Она была ученицей одного из моих знакомых, он давал уроки русского языка, и Кэрол была его ученицей. Как-то он сказал мне: «У меня новая ученица — левая, она из „Рабочей партии“». Я сказал: «Познакомьте меня, дорогой, пожалуйста». Мы с ним на Вы.
Я давно хотел познакомиться с кем-то из левых партий, приблизительно рассчитывая на будущее, я понимал, что мне без левых не обойтись, рано или поздно я к ним приду. Ведь я не подходил к этому миру. Куда же мне было идти? До знакомства с Кэрол у меня был опыт — я ходил во Фри Спэйс центр на Лафайет стрит, где в полуразвалившемся домишке должна была состояться лекция об анархизме. Это было едва ли не в марте. Я пришел туда, прочитав объявление в Вилледж Войс, и поднялся на второй этаж — везде висели плакаты и листовки. Плакаты и листовки лежали кипами — они были самого различного размера — от карманного до газетного.

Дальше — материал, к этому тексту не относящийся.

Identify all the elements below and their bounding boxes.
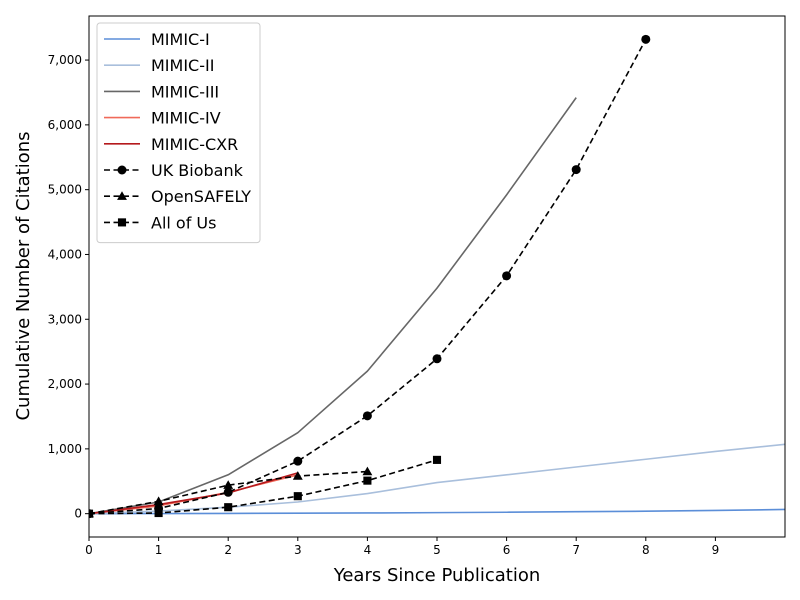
legend-label-opensafely: OpenSAFELY xyxy=(151,187,251,206)
series-mimic-cxr xyxy=(89,472,299,515)
y-tick-label: 1,000 xyxy=(48,442,82,456)
series-line-mimic-i xyxy=(89,508,785,515)
legend: MIMIC-I MIMIC-II MIMIC-III MIMIC-IV MIMIC-CX… xyxy=(96,22,261,244)
x-tick-label: 8 xyxy=(642,543,650,557)
data-point-opensafely xyxy=(223,480,234,489)
x-tick-label: 4 xyxy=(364,543,372,557)
data-point-uk-biobank xyxy=(502,271,512,281)
legend-label-all-of-us: All of Us xyxy=(151,213,216,232)
data-point-all-of-us xyxy=(293,492,302,501)
series-mimic-iii xyxy=(89,97,577,515)
data-point-all-of-us xyxy=(224,503,233,512)
legend-item-uk-biobank: UK Biobank xyxy=(104,161,244,180)
legend-label-mimic-cxr: MIMIC-CXR xyxy=(151,135,238,154)
legend-label-mimic-ii: MIMIC-II xyxy=(151,56,214,75)
x-tick-label: 1 xyxy=(155,543,163,557)
x-tick-label: 9 xyxy=(712,543,720,557)
legend-marker-uk-biobank xyxy=(117,165,127,175)
series-line-all-of-us xyxy=(89,459,438,515)
x-axis-label: Years Since Publication xyxy=(333,565,541,586)
axes: 0 1 2 3 4 5 6 7 8 9 0 1,000 2,000 3,000 4,000 5,000 6,00… xyxy=(48,15,786,557)
y-tick-label: 7,000 xyxy=(48,53,82,67)
legend-item-mimic-cxr: MIMIC-CXR xyxy=(104,135,238,154)
legend-item-all-of-us: All of Us xyxy=(104,213,216,232)
y-tick-label: 2,000 xyxy=(48,377,82,391)
series-mimic-i xyxy=(89,508,785,515)
legend-item-mimic-i: MIMIC-I xyxy=(104,30,210,49)
legend-item-mimic-iii: MIMIC-III xyxy=(104,82,219,101)
legend-label-mimic-iii: MIMIC-III xyxy=(151,82,219,101)
legend-item-opensafely: OpenSAFELY xyxy=(104,187,251,206)
data-point-uk-biobank xyxy=(571,165,581,175)
data-point-uk-biobank xyxy=(432,354,442,364)
x-tick-label: 6 xyxy=(503,543,511,557)
legend-item-mimic-ii: MIMIC-II xyxy=(104,56,214,75)
y-tick-label: 6,000 xyxy=(48,118,82,132)
y-tick-label: 3,000 xyxy=(48,312,82,326)
legend-marker-opensafely xyxy=(117,191,127,200)
data-point-opensafely xyxy=(153,496,164,506)
series-line-mimic-cxr xyxy=(89,472,299,515)
data-point-opensafely xyxy=(292,471,303,480)
series-all-of-us xyxy=(89,455,442,518)
plot-area xyxy=(89,34,785,519)
series-line-uk-biobank xyxy=(89,38,647,515)
x-tick-label: 3 xyxy=(294,543,302,557)
data-point-all-of-us xyxy=(89,509,94,518)
legend-label-uk-biobank: UK Biobank xyxy=(151,161,244,180)
legend-label-mimic-i: MIMIC-I xyxy=(151,30,210,49)
x-tick-label: 0 xyxy=(85,543,93,557)
y-axis-label: Cumulative Number of Citations xyxy=(13,131,34,420)
series-line-mimic-iii xyxy=(89,97,577,515)
data-point-all-of-us xyxy=(154,508,163,518)
legend-marker-all-of-us xyxy=(117,218,127,227)
legend-box xyxy=(96,22,261,244)
x-tick-label: 5 xyxy=(433,543,441,557)
y-tick-label: 0 xyxy=(74,507,82,521)
x-tick-label: 7 xyxy=(572,543,580,557)
legend-item-mimic-iv: MIMIC-IV xyxy=(104,109,221,128)
y-tick-label: 4,000 xyxy=(48,247,82,261)
data-point-uk-biobank xyxy=(223,487,233,497)
data-point-uk-biobank xyxy=(362,411,372,421)
series-opensafely xyxy=(89,466,373,518)
data-point-all-of-us xyxy=(432,455,442,464)
data-point-all-of-us xyxy=(363,476,372,485)
data-point-uk-biobank xyxy=(641,34,651,44)
data-point-uk-biobank xyxy=(293,456,303,466)
y-tick-label: 5,000 xyxy=(48,183,82,197)
legend-label-mimic-iv: MIMIC-IV xyxy=(151,109,221,128)
data-point-opensafely xyxy=(362,466,373,476)
x-tick-label: 2 xyxy=(224,543,232,557)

В комнате — убранство, внешний вид которого напоминал ревком где-то в русской провинции во время гражданской войны — такие же жестяные кружки, сигаретный пепел и грязь, облупленные стены, кричащие со стен воззвания — было три человека. Обратившись к ним, я спросил, здесь ли будет лекция об анархизме, сказал, что я русский и хотел бы послушать лекцию, это интересно мне. Мне ответили, что да, лекция состоится в этой комнате, и спросили о чем-то в свою очередь. Когда я не понял вопроса, спрашивающий меня мужчина переспросил по-русски. Он оказался русским, уехал из России в двадцатые годы, и он-то и был объявленным в газете лектором, который должен был читать лекцию.
Вскоре он и начал. Пришел еще только один человек. Меня умилило количество и состав слушателей. Пять человек, двое из которых — русские. Действие происходит на Лафайет стрит в Нью-Йорке. Как видно, американцев мало интересовал анархизм.
Лекцию записывали на тайп-рикордер, мой соотечественник бурлил слова в микрофонную вилку, а я ходил и разглядывал плакаты на стенах. Я плохо понимал тогда разговорную речь, впрочем, и сейчас мой английский не блестящий, но у меня было и есть огромное любопытство к жизни. Это любопытство таскало меня пешком по всему Манхэттану, по самым страшным авеню Си и Ди и куда угодно во всякое время дня и ночи. Оно же заставляло меня ходить на поэтические чтения, где я ничего не понимал, но аккуратно платил контрибюшен и вслушивался в незнакомые слова внимательнее всех. Помню одно такое чтение в галерее «Нохо», где я сидел на полу со всеми, причем никто по равнодушию так и не спросил, кто я, пил вино, улыбался, аплодировал и был полноправным слушателем. Там в галерее был один милый горбатенький поэт, с которым мы перебросились несколькими словами, вообще состав собравшихся напоминал московский. Типы людей были приблизительно такие же. Только ньюйоркские были попроще.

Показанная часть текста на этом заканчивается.